- The role of Chief Culture Officer is still relatively new in the workplace, but its impact is far reaching.
- Today, CCOs are instrumental in executing strategies relating to recruitment, onboarding, team-building, team member retention, and more.
- If you need more convincing, here are three important reasons why every company should have a CCO.
In 2006, Google hired Stacy Sullivan as Chief Culture Officer, and the C-Suite was changed forever. Okay … that might be a bit dramatic, but bringing someone into the C-Suite whose sole duty was to keep a watchful eye on culture was revolutionary at the time. They were disruptors. They knew that not only was technology changing at the speed of light, but people were to.
Fast forward a decade and the role of Chief Culture Officer (CCO) is becoming a must-have in companies ranging from tech to banking —and everywhere in between. While hiring a CCO used to happen when companies were expecting a big change (like a merger or acquisition), the CCOs of today are integral in creating and executing strategies to ensure programs for recruitment, onboarding, team-building, retention and recognition are all following —and molding— company culture.
In short, they’re trying to figure out how to keep everyone happy and motivated. (Wow, what a unique concept!) Like I always say, technology can make everything more efficient, but it can't —and never will— replace happy people.
Need more convincing? Here are 3 reasons why every company should have a Chief Culture Officer:
#1. Your Financial Performance Will Like It
Researchers have found that culture change initiatives can lead to real financial returns, and that there is a strong relationship between constructive organizational cultures and financial performance. The study points out that it’s not a direct correlation, but that detailed analysis of retail store data indicated that constructive cultures translated into cooperation and teamwork, which promoted high quality service and, in turn, repeat business and better sales.
I think anyone can agree with that.
#2. Your Success Hinges on It
Another report I found says that “culture matters, enormously.” It references studies that show time and time again that there may be no more critical source of business success or failure than a company’s culture. They say “it trumps strategy and leadership.”
What’s shocking? This is a report from 2011 — and we all know that culture has become increasingly more important in the 5+ years that have followed, if not exclusively because of the number of Gen-Yers (I don’t say the “M” word anymore), who place high-value on culture.
#3. Your Team Members Require It
We’ve talked about it before … Gen-Yers recently exceeded Gen-Xers as the largest demographic in the labor market, and their growing presence is reshaping everything we’ve come to understand about the workplace. Increasingly, team members desire a flexible work schedule and seek jobs that they think are inspiring and invigorating.
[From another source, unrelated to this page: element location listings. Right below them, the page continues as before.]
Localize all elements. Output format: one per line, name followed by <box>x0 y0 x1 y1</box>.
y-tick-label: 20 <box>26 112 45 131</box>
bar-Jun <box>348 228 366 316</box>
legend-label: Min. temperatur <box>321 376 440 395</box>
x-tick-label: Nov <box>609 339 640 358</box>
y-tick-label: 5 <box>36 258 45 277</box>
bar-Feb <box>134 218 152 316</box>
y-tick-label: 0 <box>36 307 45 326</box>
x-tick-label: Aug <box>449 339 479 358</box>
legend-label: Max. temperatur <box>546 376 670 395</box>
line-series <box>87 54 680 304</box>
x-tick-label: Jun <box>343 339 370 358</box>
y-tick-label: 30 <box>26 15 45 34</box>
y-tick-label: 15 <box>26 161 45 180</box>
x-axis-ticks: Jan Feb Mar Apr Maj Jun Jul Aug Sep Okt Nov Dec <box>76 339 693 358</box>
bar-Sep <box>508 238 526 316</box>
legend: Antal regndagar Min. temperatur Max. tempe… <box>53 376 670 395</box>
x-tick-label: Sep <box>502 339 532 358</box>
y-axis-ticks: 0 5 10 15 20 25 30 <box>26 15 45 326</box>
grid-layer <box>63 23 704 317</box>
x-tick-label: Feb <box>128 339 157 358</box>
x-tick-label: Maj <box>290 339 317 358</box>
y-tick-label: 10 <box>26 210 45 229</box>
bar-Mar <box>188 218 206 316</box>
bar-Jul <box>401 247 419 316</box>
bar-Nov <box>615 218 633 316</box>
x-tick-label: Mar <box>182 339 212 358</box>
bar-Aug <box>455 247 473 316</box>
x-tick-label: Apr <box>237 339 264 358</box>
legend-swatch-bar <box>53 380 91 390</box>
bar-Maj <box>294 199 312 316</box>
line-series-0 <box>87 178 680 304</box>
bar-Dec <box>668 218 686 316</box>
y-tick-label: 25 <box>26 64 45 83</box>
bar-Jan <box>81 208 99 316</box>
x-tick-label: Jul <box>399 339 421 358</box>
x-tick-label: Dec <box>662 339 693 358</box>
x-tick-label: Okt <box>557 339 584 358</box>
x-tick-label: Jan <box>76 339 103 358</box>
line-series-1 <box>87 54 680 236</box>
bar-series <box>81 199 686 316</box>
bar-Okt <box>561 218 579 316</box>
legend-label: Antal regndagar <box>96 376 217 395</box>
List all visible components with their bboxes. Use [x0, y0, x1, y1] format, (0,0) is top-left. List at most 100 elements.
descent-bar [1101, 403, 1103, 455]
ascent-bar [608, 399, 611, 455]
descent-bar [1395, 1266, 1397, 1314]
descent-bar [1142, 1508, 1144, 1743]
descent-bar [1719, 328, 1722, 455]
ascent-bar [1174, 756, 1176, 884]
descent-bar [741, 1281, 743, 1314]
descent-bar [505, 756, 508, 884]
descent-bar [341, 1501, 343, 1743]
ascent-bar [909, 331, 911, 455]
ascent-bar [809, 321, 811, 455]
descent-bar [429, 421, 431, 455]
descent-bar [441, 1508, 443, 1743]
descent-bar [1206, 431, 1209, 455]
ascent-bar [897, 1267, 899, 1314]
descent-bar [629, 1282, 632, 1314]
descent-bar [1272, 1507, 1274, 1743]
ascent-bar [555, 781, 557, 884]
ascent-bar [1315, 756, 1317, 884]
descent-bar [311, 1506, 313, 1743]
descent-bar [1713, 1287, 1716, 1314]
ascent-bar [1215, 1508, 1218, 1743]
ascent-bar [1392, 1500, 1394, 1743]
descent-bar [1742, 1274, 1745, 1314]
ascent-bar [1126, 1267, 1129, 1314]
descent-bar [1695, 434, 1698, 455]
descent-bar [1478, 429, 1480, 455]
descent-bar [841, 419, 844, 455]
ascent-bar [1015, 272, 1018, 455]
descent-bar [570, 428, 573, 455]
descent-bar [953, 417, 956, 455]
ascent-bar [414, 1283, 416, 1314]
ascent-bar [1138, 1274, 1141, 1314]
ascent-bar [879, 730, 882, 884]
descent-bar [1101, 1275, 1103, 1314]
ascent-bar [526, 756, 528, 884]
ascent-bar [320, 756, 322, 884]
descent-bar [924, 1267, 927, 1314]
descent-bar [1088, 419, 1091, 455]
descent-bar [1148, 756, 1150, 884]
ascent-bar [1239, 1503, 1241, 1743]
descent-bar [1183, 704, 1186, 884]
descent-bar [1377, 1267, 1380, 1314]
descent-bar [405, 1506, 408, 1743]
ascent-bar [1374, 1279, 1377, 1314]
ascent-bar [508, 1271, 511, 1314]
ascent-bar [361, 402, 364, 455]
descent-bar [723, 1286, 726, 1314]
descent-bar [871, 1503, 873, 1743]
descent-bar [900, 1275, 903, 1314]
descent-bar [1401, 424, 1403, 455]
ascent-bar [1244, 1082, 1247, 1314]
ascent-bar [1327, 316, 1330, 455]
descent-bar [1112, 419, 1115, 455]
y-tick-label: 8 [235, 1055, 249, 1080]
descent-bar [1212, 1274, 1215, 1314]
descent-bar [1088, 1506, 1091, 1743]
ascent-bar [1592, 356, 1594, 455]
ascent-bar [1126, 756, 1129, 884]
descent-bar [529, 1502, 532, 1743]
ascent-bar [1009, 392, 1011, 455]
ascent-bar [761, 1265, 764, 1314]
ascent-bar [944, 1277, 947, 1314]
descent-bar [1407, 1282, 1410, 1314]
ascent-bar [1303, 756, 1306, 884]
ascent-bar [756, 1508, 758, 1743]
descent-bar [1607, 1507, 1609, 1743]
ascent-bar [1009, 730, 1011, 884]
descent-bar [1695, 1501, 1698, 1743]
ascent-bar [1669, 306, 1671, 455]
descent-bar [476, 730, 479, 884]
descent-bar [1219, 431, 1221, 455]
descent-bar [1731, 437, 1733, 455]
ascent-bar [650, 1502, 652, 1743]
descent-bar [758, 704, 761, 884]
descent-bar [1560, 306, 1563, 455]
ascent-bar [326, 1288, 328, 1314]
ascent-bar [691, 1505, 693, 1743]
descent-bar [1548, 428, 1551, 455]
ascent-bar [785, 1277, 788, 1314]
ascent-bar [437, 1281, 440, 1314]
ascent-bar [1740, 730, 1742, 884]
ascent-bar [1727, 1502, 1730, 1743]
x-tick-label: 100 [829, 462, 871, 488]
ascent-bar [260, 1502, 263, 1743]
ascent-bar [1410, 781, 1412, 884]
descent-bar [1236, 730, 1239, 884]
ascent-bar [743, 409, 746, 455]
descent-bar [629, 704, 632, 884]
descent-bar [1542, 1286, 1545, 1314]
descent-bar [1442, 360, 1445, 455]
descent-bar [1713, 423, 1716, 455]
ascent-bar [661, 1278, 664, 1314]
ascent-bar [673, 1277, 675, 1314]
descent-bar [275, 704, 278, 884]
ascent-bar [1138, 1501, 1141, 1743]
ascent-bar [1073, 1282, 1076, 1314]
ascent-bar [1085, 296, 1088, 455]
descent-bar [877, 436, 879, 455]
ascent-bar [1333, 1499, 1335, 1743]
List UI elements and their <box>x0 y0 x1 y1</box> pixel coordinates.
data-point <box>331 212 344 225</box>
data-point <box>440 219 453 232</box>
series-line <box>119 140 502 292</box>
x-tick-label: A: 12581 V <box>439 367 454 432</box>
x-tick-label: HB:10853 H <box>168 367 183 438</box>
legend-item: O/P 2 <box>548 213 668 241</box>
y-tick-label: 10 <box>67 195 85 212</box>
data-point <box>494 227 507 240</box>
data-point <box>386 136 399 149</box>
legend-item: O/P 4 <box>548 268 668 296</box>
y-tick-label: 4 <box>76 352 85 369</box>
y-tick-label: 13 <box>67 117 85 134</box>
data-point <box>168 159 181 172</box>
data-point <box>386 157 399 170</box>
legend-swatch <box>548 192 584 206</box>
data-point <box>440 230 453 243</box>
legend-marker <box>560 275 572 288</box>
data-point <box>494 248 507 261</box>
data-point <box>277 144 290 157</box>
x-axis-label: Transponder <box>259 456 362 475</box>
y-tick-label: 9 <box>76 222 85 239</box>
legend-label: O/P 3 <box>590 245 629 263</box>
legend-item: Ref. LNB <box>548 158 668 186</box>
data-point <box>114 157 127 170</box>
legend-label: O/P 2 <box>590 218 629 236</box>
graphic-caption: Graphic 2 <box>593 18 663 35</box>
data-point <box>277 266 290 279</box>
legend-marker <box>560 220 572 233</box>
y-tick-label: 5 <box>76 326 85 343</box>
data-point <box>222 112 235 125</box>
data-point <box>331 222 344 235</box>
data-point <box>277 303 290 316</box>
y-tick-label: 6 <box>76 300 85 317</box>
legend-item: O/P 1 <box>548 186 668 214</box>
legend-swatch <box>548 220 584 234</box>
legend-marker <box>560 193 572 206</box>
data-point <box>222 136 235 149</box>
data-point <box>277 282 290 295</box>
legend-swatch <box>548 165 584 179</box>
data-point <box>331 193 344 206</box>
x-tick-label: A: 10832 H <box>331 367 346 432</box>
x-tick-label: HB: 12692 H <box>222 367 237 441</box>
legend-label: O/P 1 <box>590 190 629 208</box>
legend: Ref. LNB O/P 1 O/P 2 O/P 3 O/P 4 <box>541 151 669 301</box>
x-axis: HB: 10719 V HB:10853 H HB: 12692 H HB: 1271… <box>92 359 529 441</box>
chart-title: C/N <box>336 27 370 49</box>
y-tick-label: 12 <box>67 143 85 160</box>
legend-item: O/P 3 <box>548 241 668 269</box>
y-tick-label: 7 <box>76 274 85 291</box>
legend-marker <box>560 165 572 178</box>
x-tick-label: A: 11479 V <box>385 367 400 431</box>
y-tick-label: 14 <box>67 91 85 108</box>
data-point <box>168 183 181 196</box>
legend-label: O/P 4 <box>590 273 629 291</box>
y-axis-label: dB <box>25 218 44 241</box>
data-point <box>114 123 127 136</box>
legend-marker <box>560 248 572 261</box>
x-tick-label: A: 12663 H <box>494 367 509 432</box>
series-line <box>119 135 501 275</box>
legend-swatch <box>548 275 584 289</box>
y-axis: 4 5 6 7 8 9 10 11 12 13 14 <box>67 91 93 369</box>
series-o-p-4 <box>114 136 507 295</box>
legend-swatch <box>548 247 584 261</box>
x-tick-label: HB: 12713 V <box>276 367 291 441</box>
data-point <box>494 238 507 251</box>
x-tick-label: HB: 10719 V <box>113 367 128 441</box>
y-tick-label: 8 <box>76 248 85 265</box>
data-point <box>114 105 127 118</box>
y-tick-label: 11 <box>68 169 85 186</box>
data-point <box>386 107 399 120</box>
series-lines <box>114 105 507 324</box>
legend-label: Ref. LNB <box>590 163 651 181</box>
A Forbes article says “Millennials view the workplace through the same lens of new technology as any other aspect of their lives: instant, open and limitless.” Are you appealing to them with your culture?
More on this in my blog: 54 Million Workers Believe Technology Plays Second Fiddle: Here’s Why
Wrapping it Up
Whether you’re on the COO bandwagon or not —keep in mind that an effective COO needs to have the support of top management, but still needs to have boots on the ground to gain the trust and respect of team members that live, breathe and exponentially define a company’s true culture. It will serve companies to keep culture at the forefront of their organization, especially as the workforce —and everything we know about it— changes forever. This is a good thing. The more people feel involved and heard, the more everyone wins.